I wish to send your wife two necklaces,
they are all gold, jacinths, and amethysts,
they are worth more than all the wealth of Rome.
Your Emperor has never seen their like."
He has taken them, thrusts them into his boot. AOI.[4]

Jacinth was also used by e.e. cummings in the poem "You Are Tired (I Think)" (last stanza).

Ah, come with me!
I'll blow you that wonderful bubble, the moon,
That floats forever and a day;
I'll sing you the jacinth song
Of the probable stars;
I will attempt the unstartled steppes of dream,
Until I find the Only Flower,
Which shall keep (I think) your little heart
While the moon comes out of the sea.

In Dungeons and Dragons, jacinths are often referred to as an orange gemstone, and used to fulfill that function in "prismatic" magic items, where the color red is represented by rubies.[citation needed]

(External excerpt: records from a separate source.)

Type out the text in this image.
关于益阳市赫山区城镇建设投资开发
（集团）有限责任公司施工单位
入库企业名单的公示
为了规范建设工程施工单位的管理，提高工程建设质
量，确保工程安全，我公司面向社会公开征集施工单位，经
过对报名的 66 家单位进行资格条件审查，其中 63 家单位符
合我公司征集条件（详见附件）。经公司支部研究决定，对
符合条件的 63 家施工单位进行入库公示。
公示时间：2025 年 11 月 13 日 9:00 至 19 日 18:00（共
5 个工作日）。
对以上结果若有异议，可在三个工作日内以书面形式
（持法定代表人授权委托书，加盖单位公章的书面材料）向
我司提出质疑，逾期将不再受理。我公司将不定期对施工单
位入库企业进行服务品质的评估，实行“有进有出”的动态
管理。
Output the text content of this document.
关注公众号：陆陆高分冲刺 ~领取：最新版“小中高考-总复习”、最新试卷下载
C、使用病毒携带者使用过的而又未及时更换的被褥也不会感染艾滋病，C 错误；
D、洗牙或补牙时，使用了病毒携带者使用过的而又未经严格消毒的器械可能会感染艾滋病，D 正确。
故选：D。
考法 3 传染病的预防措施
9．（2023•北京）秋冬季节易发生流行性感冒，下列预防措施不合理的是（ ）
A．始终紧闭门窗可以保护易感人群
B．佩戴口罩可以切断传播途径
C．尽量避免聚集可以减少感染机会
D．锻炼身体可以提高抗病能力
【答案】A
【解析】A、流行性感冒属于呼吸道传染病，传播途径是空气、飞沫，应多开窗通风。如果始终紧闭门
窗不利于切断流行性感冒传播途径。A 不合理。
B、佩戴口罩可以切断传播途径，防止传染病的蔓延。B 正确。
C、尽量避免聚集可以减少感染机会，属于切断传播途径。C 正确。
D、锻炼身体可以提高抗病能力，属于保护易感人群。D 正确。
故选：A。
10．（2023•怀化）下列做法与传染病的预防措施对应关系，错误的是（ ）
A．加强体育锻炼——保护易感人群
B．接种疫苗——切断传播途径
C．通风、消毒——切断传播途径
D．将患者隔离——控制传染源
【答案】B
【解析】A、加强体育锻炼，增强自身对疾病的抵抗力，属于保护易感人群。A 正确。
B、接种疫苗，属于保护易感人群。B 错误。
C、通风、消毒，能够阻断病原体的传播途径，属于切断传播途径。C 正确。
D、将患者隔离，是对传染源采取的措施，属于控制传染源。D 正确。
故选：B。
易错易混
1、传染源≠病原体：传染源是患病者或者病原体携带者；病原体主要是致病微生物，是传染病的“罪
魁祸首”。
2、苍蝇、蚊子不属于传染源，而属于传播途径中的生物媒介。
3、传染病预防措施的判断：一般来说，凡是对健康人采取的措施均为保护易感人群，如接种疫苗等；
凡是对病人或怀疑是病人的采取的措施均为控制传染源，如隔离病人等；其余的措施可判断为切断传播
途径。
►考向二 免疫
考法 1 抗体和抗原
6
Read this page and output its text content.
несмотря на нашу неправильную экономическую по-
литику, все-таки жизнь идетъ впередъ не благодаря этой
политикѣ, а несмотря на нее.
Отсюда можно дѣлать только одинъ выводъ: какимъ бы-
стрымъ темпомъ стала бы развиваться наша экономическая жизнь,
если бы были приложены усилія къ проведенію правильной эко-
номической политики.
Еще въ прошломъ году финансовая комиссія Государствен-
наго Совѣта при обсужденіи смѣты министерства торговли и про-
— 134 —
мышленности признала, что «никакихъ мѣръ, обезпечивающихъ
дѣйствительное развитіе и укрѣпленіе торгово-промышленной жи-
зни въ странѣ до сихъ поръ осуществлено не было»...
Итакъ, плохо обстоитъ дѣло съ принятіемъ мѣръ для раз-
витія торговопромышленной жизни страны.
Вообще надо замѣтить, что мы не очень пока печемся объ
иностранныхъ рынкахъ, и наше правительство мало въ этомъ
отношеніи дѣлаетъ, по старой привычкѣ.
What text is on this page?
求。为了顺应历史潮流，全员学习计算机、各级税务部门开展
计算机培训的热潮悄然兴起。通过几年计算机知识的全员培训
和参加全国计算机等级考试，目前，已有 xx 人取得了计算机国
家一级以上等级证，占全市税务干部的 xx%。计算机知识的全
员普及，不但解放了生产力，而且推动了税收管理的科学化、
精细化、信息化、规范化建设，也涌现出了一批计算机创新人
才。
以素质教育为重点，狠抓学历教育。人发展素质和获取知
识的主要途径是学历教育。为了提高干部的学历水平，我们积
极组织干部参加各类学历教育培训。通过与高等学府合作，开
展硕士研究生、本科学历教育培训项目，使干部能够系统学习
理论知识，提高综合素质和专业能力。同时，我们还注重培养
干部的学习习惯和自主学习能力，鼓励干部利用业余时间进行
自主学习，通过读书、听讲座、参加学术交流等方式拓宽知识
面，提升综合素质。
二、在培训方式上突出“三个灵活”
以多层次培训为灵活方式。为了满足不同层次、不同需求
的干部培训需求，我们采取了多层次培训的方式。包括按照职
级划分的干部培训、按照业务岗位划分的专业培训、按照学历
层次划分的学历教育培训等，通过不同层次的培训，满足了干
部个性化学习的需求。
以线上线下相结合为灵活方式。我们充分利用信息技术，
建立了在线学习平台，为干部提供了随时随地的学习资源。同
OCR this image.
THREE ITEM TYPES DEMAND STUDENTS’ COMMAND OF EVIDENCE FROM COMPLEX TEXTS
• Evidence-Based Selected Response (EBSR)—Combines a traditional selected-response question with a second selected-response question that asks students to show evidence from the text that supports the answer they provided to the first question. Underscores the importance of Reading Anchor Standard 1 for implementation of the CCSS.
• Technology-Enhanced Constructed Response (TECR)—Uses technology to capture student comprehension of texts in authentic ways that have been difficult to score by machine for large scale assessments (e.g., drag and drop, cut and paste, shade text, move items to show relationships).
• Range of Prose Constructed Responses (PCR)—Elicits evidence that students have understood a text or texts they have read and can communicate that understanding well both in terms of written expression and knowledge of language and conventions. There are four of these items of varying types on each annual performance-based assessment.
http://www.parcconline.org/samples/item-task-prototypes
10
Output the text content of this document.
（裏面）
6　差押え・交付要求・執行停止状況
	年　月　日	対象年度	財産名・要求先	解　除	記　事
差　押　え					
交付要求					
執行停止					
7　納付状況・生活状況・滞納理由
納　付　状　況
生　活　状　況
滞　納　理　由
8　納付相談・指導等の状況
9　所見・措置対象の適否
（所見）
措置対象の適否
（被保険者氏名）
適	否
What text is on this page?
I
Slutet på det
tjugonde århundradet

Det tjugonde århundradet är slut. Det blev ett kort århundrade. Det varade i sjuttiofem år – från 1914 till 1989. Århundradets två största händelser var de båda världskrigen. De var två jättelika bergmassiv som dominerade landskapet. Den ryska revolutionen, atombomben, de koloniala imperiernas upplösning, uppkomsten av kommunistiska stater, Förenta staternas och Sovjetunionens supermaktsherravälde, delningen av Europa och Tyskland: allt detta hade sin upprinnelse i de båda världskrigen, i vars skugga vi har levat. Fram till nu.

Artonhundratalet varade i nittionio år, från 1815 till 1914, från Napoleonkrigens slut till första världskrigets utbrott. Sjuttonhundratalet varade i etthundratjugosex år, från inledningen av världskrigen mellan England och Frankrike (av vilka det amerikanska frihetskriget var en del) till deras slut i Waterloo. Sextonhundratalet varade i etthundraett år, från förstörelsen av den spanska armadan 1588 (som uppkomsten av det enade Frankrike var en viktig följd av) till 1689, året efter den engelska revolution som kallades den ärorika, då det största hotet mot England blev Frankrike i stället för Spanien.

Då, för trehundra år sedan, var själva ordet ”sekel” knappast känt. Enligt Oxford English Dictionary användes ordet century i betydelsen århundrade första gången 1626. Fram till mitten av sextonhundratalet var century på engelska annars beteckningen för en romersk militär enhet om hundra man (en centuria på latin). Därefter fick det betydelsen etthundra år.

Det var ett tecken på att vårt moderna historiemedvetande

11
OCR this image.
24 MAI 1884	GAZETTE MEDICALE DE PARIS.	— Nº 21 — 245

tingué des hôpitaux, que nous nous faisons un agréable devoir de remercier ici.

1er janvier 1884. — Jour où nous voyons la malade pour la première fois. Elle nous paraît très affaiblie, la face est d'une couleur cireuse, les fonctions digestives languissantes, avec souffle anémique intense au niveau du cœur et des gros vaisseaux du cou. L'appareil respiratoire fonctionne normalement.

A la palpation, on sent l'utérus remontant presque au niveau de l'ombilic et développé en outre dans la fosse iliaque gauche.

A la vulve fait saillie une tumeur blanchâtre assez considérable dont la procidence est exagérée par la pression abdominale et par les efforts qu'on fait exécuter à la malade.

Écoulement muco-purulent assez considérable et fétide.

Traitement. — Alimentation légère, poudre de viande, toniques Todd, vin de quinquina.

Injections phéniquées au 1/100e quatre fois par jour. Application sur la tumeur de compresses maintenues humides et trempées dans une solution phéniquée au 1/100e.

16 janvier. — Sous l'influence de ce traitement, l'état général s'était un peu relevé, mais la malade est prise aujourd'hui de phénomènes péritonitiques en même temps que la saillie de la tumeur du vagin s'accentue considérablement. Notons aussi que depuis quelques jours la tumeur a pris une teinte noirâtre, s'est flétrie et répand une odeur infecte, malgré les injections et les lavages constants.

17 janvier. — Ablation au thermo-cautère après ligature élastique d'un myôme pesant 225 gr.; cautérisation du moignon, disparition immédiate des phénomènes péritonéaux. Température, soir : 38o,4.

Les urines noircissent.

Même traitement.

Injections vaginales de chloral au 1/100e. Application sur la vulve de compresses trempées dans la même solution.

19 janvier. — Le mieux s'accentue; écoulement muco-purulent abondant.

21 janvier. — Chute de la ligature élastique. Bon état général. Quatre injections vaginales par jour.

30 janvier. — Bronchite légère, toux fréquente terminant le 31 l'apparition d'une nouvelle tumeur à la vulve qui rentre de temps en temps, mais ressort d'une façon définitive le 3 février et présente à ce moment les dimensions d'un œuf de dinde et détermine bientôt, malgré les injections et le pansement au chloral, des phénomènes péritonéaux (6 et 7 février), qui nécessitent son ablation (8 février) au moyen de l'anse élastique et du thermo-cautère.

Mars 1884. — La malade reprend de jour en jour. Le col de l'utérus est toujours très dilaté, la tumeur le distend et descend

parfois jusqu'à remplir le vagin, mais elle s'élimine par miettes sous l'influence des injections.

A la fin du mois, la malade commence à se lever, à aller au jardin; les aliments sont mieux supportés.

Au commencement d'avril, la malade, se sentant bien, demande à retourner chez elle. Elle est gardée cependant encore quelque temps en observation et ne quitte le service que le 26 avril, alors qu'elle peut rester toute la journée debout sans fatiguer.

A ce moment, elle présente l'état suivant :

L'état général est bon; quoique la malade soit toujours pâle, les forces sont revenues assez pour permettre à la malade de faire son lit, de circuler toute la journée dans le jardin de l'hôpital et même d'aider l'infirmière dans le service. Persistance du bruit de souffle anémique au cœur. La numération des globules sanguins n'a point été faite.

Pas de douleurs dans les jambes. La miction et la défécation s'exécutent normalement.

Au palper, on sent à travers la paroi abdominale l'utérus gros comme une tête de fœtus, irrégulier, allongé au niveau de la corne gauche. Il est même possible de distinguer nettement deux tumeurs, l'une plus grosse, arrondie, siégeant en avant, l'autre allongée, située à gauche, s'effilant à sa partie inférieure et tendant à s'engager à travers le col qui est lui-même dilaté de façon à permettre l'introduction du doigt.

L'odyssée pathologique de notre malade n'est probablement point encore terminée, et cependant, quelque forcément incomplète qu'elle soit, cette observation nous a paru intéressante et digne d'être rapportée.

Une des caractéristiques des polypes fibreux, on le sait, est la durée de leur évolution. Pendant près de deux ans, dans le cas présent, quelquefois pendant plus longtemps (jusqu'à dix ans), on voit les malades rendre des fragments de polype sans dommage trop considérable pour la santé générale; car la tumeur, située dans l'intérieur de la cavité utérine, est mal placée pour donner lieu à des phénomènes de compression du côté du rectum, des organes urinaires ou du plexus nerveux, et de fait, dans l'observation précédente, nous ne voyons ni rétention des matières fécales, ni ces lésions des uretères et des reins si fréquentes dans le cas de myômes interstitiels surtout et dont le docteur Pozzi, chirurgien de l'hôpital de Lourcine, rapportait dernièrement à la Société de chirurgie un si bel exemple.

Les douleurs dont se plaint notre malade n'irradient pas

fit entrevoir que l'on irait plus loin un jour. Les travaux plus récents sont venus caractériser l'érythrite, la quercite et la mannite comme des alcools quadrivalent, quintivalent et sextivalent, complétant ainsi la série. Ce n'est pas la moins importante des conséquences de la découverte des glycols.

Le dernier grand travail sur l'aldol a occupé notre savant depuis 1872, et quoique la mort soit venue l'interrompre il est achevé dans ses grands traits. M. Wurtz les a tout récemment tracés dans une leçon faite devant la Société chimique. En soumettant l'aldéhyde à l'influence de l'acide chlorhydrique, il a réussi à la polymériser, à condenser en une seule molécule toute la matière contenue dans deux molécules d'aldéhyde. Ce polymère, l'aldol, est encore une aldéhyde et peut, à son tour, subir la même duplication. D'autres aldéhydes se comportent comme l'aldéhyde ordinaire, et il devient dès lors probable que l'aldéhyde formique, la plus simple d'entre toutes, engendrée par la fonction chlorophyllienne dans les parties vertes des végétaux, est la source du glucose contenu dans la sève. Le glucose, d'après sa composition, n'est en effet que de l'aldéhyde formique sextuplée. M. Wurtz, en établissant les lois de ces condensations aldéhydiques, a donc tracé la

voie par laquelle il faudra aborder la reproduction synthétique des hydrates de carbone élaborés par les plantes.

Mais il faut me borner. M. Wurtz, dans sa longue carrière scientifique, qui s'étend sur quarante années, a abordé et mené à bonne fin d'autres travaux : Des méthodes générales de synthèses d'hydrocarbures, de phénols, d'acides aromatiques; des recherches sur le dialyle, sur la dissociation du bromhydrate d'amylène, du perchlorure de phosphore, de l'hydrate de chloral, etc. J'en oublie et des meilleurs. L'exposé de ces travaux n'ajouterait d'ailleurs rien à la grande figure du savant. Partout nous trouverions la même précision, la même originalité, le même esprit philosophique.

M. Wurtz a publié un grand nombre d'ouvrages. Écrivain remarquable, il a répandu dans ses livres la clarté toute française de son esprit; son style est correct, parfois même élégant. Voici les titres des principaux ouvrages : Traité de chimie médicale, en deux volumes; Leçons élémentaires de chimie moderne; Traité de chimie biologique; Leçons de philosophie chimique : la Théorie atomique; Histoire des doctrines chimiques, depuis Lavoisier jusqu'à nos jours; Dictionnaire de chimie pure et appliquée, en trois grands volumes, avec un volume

  1. ^ "jacinth, n." OED Online. Oxford University Press, September 2016. Web. 5 November 2016.
  2. ^ "www.Bibler.org - Dictionary - Breastplate of the High Priest". 2012-09-12. 
  3. ^ "www.Bibler.org - Dictionary - Jacinth". 2012-09-12. 
  4. ^ The Song of Roland. ca. 1100. Trans. Frederick Goldin. The Norton Anthology of World Literature. General Eds. Sarah Lawall and Mack Maynard. 2nd ed. Vol. B. New York: W.W. Norton, 2002. pp. 1702-1767.